RFC3394 specifies a symmetric key encapsulation algorithm also known as the AES Key Wrap Specification. As stated in the RFC, it was designed with the following goal in mind:
Design a cryptographic algorithm called a Key Wrap that uses the Advanced Encryption Standard (AES) as a primitive to securely encrypt plaintext key(s) with any associated integrity information and data, such that the combination could be longer than the width of the AES block size (128-bits). Each ciphertext bit should be a highly non-linear function of each plaintext bit, and (when unwrapping) each plaintext bit should be a highly non-linear function of each ciphertext bit. It is sufficient to approximate an ideal pseudorandom permutation to the degree that exploitation of undesirable phenomena is as unlikely as guessing the AES engine key.
This algorithm involves a small number of iterations, over which an AES operation, an XOR operation, and a bit of rotation alter the input. The following picture from Wikipedia illustrates the process nicely:
Note that this standard specifically requires AES as the encapsulation mechanism and, therefore, a valid AES key as the key-encryption key.
Documentation
The attached assembly contains only one public class, KeyWrapAlgorithm. This class has the following members:
Static methods
public static byte[] WrapKey(byte[] kek, byte[] plaintext)public static byte[] UnwrapKey(byte[] kek, byte[] ciphertext)
These methods are the primary interface to the class. WrapKey performs, in a single call, the full key-wrapping operation, while UnwrapKey, as one might expect, performs the full key-unwrapping operation.
Argument information:
kek - the key-encryption key, a valid AES key of either 128, 192, or 256 bits.plaintext, ciphertext - the key data to encapsulate or unencapsulate. As specified in the RFC, this must be made up of n 64-bit blocks, where n is at least 2.
Returns:
Encapsulated or unencapsulated key data depending on whether we are calling WrapKey or UnwrapKey, respectively.
Constructor
public KeyWrapAlgorithm(byte[] kek)
Constructing a KeyWrapAlgorithm class is not usually necessary, but the object will store a key-encryption key in case we are, for example, performing many key wrap operations with the same key.
Argument information:
kek - the key-encryption key, a valid AES key of either 128, 192, or 256 bits.
Non-static methods
public byte[] WrapKey(byte[] plaintext)public byte[] UnwrapKey(byte[] ciphertext)

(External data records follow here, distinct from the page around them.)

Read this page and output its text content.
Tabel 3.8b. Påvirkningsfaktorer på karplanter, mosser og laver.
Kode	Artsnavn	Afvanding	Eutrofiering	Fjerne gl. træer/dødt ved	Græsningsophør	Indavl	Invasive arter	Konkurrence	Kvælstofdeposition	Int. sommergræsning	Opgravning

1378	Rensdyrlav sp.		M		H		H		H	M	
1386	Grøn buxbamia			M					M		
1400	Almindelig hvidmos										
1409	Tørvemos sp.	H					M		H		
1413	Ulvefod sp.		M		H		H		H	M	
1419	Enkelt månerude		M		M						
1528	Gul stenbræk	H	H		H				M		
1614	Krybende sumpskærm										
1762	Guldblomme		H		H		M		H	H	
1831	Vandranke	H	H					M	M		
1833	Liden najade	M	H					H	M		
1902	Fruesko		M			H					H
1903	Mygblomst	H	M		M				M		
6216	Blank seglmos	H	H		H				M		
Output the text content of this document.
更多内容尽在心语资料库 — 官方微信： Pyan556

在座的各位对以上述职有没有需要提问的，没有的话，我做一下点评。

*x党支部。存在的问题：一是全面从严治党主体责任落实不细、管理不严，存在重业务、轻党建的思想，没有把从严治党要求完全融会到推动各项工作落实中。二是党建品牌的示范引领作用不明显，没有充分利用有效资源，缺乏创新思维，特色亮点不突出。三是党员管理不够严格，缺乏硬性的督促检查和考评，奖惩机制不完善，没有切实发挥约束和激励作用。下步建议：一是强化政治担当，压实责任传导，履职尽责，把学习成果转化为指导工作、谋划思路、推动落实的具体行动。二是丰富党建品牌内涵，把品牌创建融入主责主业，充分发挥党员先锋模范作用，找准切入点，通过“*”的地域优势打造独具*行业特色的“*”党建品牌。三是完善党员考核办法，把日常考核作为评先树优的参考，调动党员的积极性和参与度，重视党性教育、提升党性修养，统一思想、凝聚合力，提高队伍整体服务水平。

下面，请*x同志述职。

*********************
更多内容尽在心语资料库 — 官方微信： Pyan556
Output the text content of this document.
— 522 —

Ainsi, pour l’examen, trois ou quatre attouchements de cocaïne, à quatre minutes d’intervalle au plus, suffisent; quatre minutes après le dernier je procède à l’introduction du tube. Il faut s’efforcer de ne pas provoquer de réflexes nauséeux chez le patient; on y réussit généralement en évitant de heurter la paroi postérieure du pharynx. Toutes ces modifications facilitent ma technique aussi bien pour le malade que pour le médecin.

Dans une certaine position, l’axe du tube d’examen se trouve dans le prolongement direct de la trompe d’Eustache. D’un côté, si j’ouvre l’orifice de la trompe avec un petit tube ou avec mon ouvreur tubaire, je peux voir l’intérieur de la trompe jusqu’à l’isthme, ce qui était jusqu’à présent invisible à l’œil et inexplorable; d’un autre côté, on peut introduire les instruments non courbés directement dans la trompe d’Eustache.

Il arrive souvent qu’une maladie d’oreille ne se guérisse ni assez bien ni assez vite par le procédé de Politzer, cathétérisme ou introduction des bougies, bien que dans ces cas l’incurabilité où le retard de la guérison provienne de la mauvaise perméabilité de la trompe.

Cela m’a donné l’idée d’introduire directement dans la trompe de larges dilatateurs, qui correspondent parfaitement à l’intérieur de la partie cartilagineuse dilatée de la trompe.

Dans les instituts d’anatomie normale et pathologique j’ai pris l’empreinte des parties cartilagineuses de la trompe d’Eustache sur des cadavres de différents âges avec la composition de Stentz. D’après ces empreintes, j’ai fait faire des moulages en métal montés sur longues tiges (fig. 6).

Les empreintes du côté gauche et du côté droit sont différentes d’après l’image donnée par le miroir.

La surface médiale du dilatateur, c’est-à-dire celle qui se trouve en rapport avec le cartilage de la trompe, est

These methods are alternatives to the static methods, above. The calls perform key-wrapping operations using the key specified during construction.
Argument information:
plaintext, ciphertext - the key data to encapsulate or unencapsulate. As specified in the RFC, this must be made up of n 64-bit blocks, where n is at least 2.
Returns:
Encapsulated or unencapsulated key data depending on whether we are calling WrapKey or UnwrapKey, respectively.
Examples
Using the class is straightforward, as most users will only ever need two lines of code. In the unit tests, I created quick methods to convert from the hex strings present in the RFC test vectors to byte[] for easy consumption by the RFC3394 library.

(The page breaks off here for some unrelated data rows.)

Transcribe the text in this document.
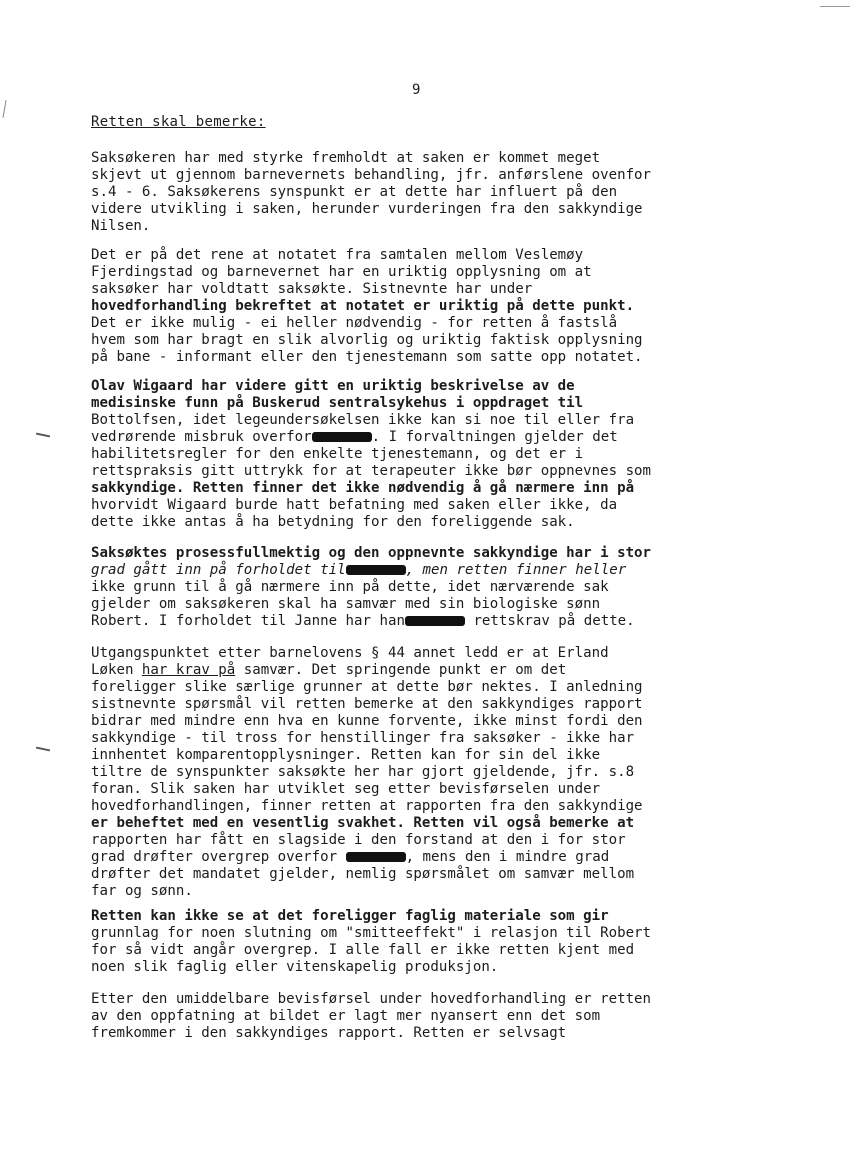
9
Retten skal bemerke:
Saksøkeren har med styrke fremholdt at saken er kommet meget
skjevt ut gjennom barnevernets behandling, jfr. anførslene ovenfor
s.4 - 6. Saksøkerens synspunkt er at dette har influert på den
videre utvikling i saken, herunder vurderingen fra den sakkyndige
Nilsen.
Det er på det rene at notatet fra samtalen mellom Veslemøy
Fjerdingstad og barnevernet har en uriktig opplysning om at
saksøker har voldtatt saksøkte. Sistnevnte har under
hovedforhandling bekreftet at notatet er uriktig på dette punkt.
Det er ikke mulig - ei heller nødvendig - for retten å fastslå
hvem som har bragt en slik alvorlig og uriktig faktisk opplysning
på bane - informant eller den tjenestemann som satte opp notatet.
Olav Wigaard har videre gitt en uriktig beskrivelse av de
medisinske funn på Buskerud sentralsykehus i oppdraget til
Bottolfsen, idet legeundersøkelsen ikke kan si noe til eller fra
vedrørende misbruk overfor	. I forvaltningen gjelder det
habilitetsregler for den enkelte tjenestemann, og det er i
rettspraksis gitt uttrykk for at terapeuter ikke bør oppnevnes som
sakkyndige. Retten finner det ikke nødvendig å gå nærmere inn på
hvorvidt Wigaard burde hatt befatning med saken eller ikke, da
dette ikke antas å ha betydning for den foreliggende sak.
Saksøktes prosessfullmektig og den oppnevnte sakkyndige har i stor
grad gått inn på forholdet til	, men retten finner heller
ikke grunn til å gå nærmere inn på dette, idet nærværende sak
gjelder om saksøkeren skal ha samvær med sin biologiske sønn
Robert. I forholdet til Janne har han	rettskrav på dette.
Utgangspunktet etter barnelovens § 44 annet ledd er at Erland
Løken har krav på samvær. Det springende punkt er om det
foreligger slike særlige grunner at dette bør nektes. I anledning
sistnevnte spørsmål vil retten bemerke at den sakkyndiges rapport
bidrar med mindre enn hva en kunne forvente, ikke minst fordi den
sakkyndige - til tross for henstillinger fra saksøker - ikke har
innhentet komparentopplysninger. Retten kan for sin del ikke
tiltre de synspunkter saksøkte her har gjort gjeldende, jfr. s.8
foran. Slik saken har utviklet seg etter bevisførselen under
hovedforhandlingen, finner retten at rapporten fra den sakkyndige
er beheftet med en vesentlig svakhet. Retten vil også bemerke at
rapporten har fått en slagside i den forstand at den i for stor
grad drøfter overgrep overfor	, mens den i mindre grad
drøfter det mandatet gjelder, nemlig spørsmålet om samvær mellom
far og sønn.
Retten kan ikke se at det foreligger faglig materiale som gir
grunnlag for noen slutning om "smitteeffekt" i relasjon til Robert
for så vidt angår overgrep. I alle fall er ikke retten kjent med
noen slik faglig eller vitenskapelig produksjon.
Etter den umiddelbare bevisførsel under hovedforhandling er retten
av den oppfatning at bildet er lagt mer nyansert enn det som
fremkommer i den sakkyndiges rapport. Retten er selvsagt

private void StaticWrap(string kek, string pt, string ct, string test)
{
byte[] key = SoapHexBinary.Parse(kek).Value;
byte[] input = SoapHexBinary.Parse(pt).Value;
byte[] output = KeyWrapAlgorithm.WrapKey(key, input);
Assert.AreEqual(ct, new SoapHexBinary(output).ToString(), test);
}
[Test]
public void Wrap_128key_128kek_Static()
{
string kek = "000102030405060708090A0B0C0D0E0F";
string pt = "00112233445566778899AABBCCDDEEFF";
string ct = "1FA68B0A8112B447AEF34BD8FB5A7B829D3E862371D2CFE5";
StaticWrap(kek, pt, ct, "Wrap_128key_128kek_Static");
}
Using UnwrapKey works, of course, very similarly.
(Note the use of SoapHexBinary to convert hex strings to byte[]s. You can find this handy class in the unfortunately named System.Runtime.Remoting.Metadata.W3cXsd2001 namespace.)
History
- 2008, October 31: Initial release.